Why, in the rules regarding the discriminant determining whether roots are real or not, does it matter that the quadratic has real coefficients?
For the roots to be real we have$$\Delta=b^2-4ac\ge 0 \implies b^2 \ge 4ac$$
If $b$ was imaginary $b^2$ would end up being negative. If the product $4ac < b^2$ we can still have $b^2 - 4ac < 0 $. In this scenario the rules regarding the discriminant does not hold.
$\endgroup$ 71 Answer
$\begingroup$Consider the quadratic $\,az^2+bz+c\,$ with complex coefficients $\,a,b,c \in \mathbb C\,$, $\,a \ne 0\,$.
The roots are still given by the same formula as in the real case $\,z_{1,2}=\frac{-b \pm \sqrt{\Delta}}{2a}\,$ where $\,\Delta =b^2-4ac\,$ is the discriminant. In particular, $\,\Delta = 0\,$ iff the quadratic has a double root, and in that case $\,z_1=z_2=-\frac{b}{2a}\,$. This can be easily proved the same way as in the real case, for example by completing the square.
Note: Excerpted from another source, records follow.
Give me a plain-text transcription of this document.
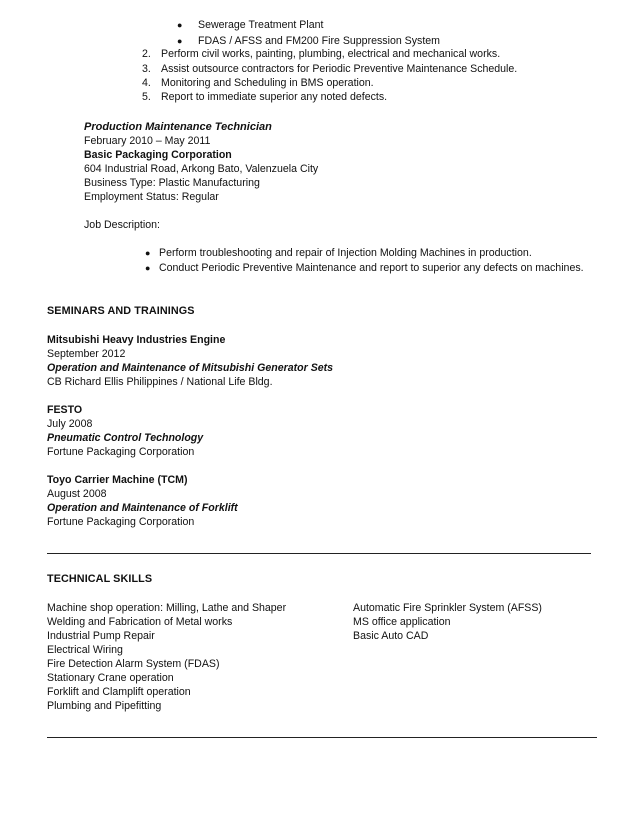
● Sewerage Treatment Plant
● FDAS / AFSS and FM200 Fire Suppression System
2. Perform civil works, painting, plumbing, electrical and mechanical works.
3. Assist outsource contractors for Periodic Preventive Maintenance Schedule.
4. Monitoring and Scheduling in BMS operation.
5. Report to immediate superior any noted defects.
Production Maintenance Technician
February 2010 – May 2011
Basic Packaging Corporation
604 Industrial Road, Arkong Bato, Valenzuela City
Business Type: Plastic Manufacturing
Employment Status: Regular
Job Description:
● Perform troubleshooting and repair of Injection Molding Machines in production.
● Conduct Periodic Preventive Maintenance and report to superior any defects on machines.
SEMINARS AND TRAININGS
Mitsubishi Heavy Industries Engine
September 2012
Operation and Maintenance of Mitsubishi Generator Sets
CB Richard Ellis Philippines / National Life Bldg.
FESTO
July 2008
Pneumatic Control Technology
Fortune Packaging Corporation
Toyo Carrier Machine (TCM)
August 2008
Operation and Maintenance of Forklift
Fortune Packaging Corporation
TECHNICAL SKILLS
Machine shop operation: Milling, Lathe and Shaper
Welding and Fabrication of Metal works
Industrial Pump Repair
Electrical Wiring
Fire Detection Alarm System (FDAS)
Stationary Crane operation
Forklift and Clamplift operation
Plumbing and Pipefitting
Automatic Fire Sprinkler System (AFSS)
MS office application
Basic Auto CAD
The discriminant $\,\Delta\,$ is complex in general, and complex numbers are not ordered, so $\,\Delta\,$ has no "sign" to speak of, and does not indicate the nature of the roots. Besides, unlike the real case, a quadratic with complex coefficients can have one real and one non-real complex root.
It is possible to determine the nature of the roots of a complex quadratic by reducing it to the case of two real quadratics. To simplify the calculations, let $\,z=x+iy\,$, $\,\frac{b}{a}=b'+ib''$, $\,\frac{c}{a}=c'+ic''$, then dividing the equation by $\,a \ne 0\,$ and isolating the real and imaginary parts gives:
$$ (x+iy)^2+(b'+ib'')(x+iy)+c'+ic'' = 0 $$
$$ \iff\;\;\;\; \begin{cases} \begin{align} x^2 - y^2+b'x-b''y + c' &= 0 \\ 2xy+b'y+b''x+c'' &= 0 \end{align} \end{cases} $$
For the equation to have a real root, the system must have a solution with $\,y=0\,$:
$$ \begin{cases} \begin{align} x^2 +b'x + c' &= 0 \\ b''x+c'' &= 0 \end{align} \end{cases} $$
If $\,b''=0\,$ the second equation requires $\,c''=0\,$, which is the case where $\frac{b}{a}, \frac{c}{a} \in \mathbb R$, so the original quadratic is equivalent to one with real coefficients. The roots will be either both complex, or both real, depending on the sign of $\,\Delta'=b'^{\,2}-4c'\,$.
If $\,b'' \ne 0\,$ then the second equation gives $\,x=-\frac{c''}{b''}\,$, and substituting back into the first equation $\,c''^{\,2}+b'b''c''+b''^{\,2}c'=0\,$, which is the condition for at least one real root.